Milestones and context for Norwegian football
The achievement carries several measurable milestones. Bodo Glimt are the first Norwegian club to win a knockout-stage tie in the Champions League and the first Norwegian side to progress in the European Cup since Lillestrom in 1987–88. They are also the first team from outside Europe’s big five leagues to win four consecutive games in a European Cup or Champions League campaign against opponents from those leagues since Ajax in 1971–72. The club’s European rise has followed a rapid domestic and continental ascent: Bodo won their first Norwegian league title in 2020, reached the Conference League quarter-finals in 2021–22 and the Europa League semi-finals last season before making their Champions League debut this campaign.
That debut season was not straightforward: Bodo Glimt failed to win any of their first six group-stage matches and therefore depended on the later victories over Manchester City and Atlético Madrid to reach the play-offs. Norway’s domestic season has not yet started this year; it is scheduled to begin next month, a timing difference observers noted as part of the context for Bodo Glimt’s European form.

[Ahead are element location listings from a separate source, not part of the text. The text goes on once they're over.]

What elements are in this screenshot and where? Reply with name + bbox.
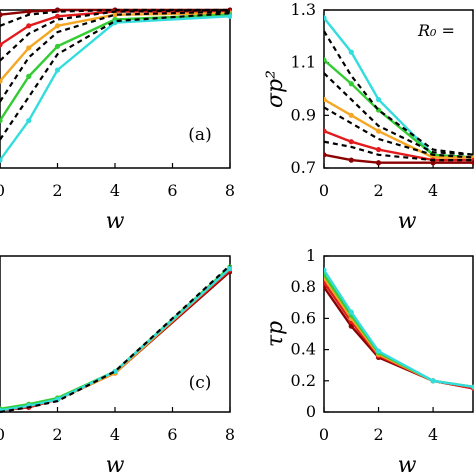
x-axis-label: w [106,453,125,474]
data-point [26,73,32,79]
data-point [471,384,474,390]
data-point [26,45,32,51]
annotation-label: R₀ = [417,21,455,40]
x-tick-label: 4 [110,181,120,200]
data-point [54,67,61,73]
x-axis-label: w [398,453,417,474]
y-tick-label: 0.7 [291,158,316,177]
x-tick-label: 0 [0,181,5,200]
y-tick-label: 0.2 [291,371,316,390]
x-tick-label: 2 [52,181,62,200]
series-line-2 [324,59,474,159]
x-tick-label: 0 [319,425,329,444]
data-point [348,157,354,163]
data-point [375,128,382,134]
y-tick-label: 0 [306,402,316,421]
data-point [0,42,3,48]
x-tick-label: 6 [167,425,177,444]
panel-label: (a) [188,125,211,145]
x-tick-label: 6 [167,181,177,200]
dashed-series-line-8 [324,106,474,159]
data-point [348,81,354,87]
data-point [471,160,474,166]
data-point [54,43,61,49]
data-point [375,160,382,166]
dashed-series-line-9 [324,140,474,162]
data-point [348,309,354,315]
x-axis-label: w [398,209,417,234]
data-point [324,267,327,273]
panel-2: 0 2 4 0.7 0.9 1.1 1.3 w σp² R₀ = [263,0,474,234]
data-point [54,23,61,29]
y-axis-label: τp [263,321,288,347]
y-tick-label: 0.6 [291,308,316,327]
y-tick-label: 1.3 [291,0,316,19]
data-point [26,8,32,15]
series-line-2 [324,281,474,390]
data-point [324,128,327,134]
series-line-4 [324,274,474,389]
x-tick-label: 8 [225,181,235,200]
data-point [348,139,354,145]
data-point [375,348,382,354]
dashed-series-line-8 [0,10,231,103]
dashed-series-line-6 [0,264,231,414]
series-line-3 [324,98,474,159]
panel-label: (c) [189,373,212,393]
data-point [375,96,382,103]
dashed-series-line-9 [0,12,231,141]
data-point [324,15,327,21]
data-point [54,13,61,19]
axes-frame [323,255,474,413]
data-point [324,96,327,103]
data-point [430,378,436,384]
series-line-5 [324,269,474,389]
data-point [348,49,354,55]
data-point [348,112,354,118]
data-point [26,118,32,124]
y-tick-label: 0.8 [291,277,316,296]
data-point [375,146,382,153]
x-tick-label: 4 [110,425,120,444]
panel-1: 0 2 4 6 8 w (a) [0,7,235,234]
panel-3: 0 2 4 6 8 w (c) [0,255,235,474]
y-tick-label: 1 [306,246,316,265]
series-line-1 [324,286,474,390]
data-point [0,118,3,124]
x-tick-label: 4 [428,181,438,200]
data-point [324,152,327,158]
x-axis-label: w [106,209,125,234]
x-tick-label: 2 [52,425,62,444]
dashed-series-line-7 [324,72,474,156]
dashed-series-line-6 [324,30,474,156]
x-tick-label: 2 [373,425,383,444]
panel-4: 0 2 4 0 0.2 0.4 0.6 0.8 1 w τp [263,246,474,474]
x-tick-label: 0 [0,425,5,444]
data-point [112,20,118,26]
y-tick-label: 1.1 [291,53,316,72]
data-point [26,23,32,29]
axes-frame [323,9,474,169]
data-point [227,265,232,272]
y-tick-label: 0.4 [291,340,316,359]
data-point [0,157,3,163]
data-point [324,57,327,63]
x-tick-label: 8 [225,425,235,444]
y-axis-label: σp² [263,70,288,108]
data-point [112,12,118,18]
dashed-series-line-6 [0,8,230,27]
x-tick-label: 2 [373,181,383,200]
x-tick-label: 0 [319,181,329,200]
x-tick-label: 4 [428,425,438,444]
data-point [0,78,3,84]
data-point [0,12,3,18]
data-point [227,13,232,19]
y-tick-label: 0.9 [291,105,316,124]
series-line-3 [324,277,474,389]
data-point [430,160,436,166]
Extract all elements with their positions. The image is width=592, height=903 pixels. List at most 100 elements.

What this result means for Inter and the competition
Inter entered the tie as three-time winners of Europe’s top club competition and had been beaten by Paris St-Germain in last season’s final just over nine months earlier. They remain top of Serie A by 10 points and had been undefeated in the league since 23 November, but the two-legged defeat leaves them eliminated from this Champions League play-off round. The broader implication is that Bodo Glimt’s progression reshapes expectations about smaller-league clubs’ capacity to challenge elite opposition in European knockout matches.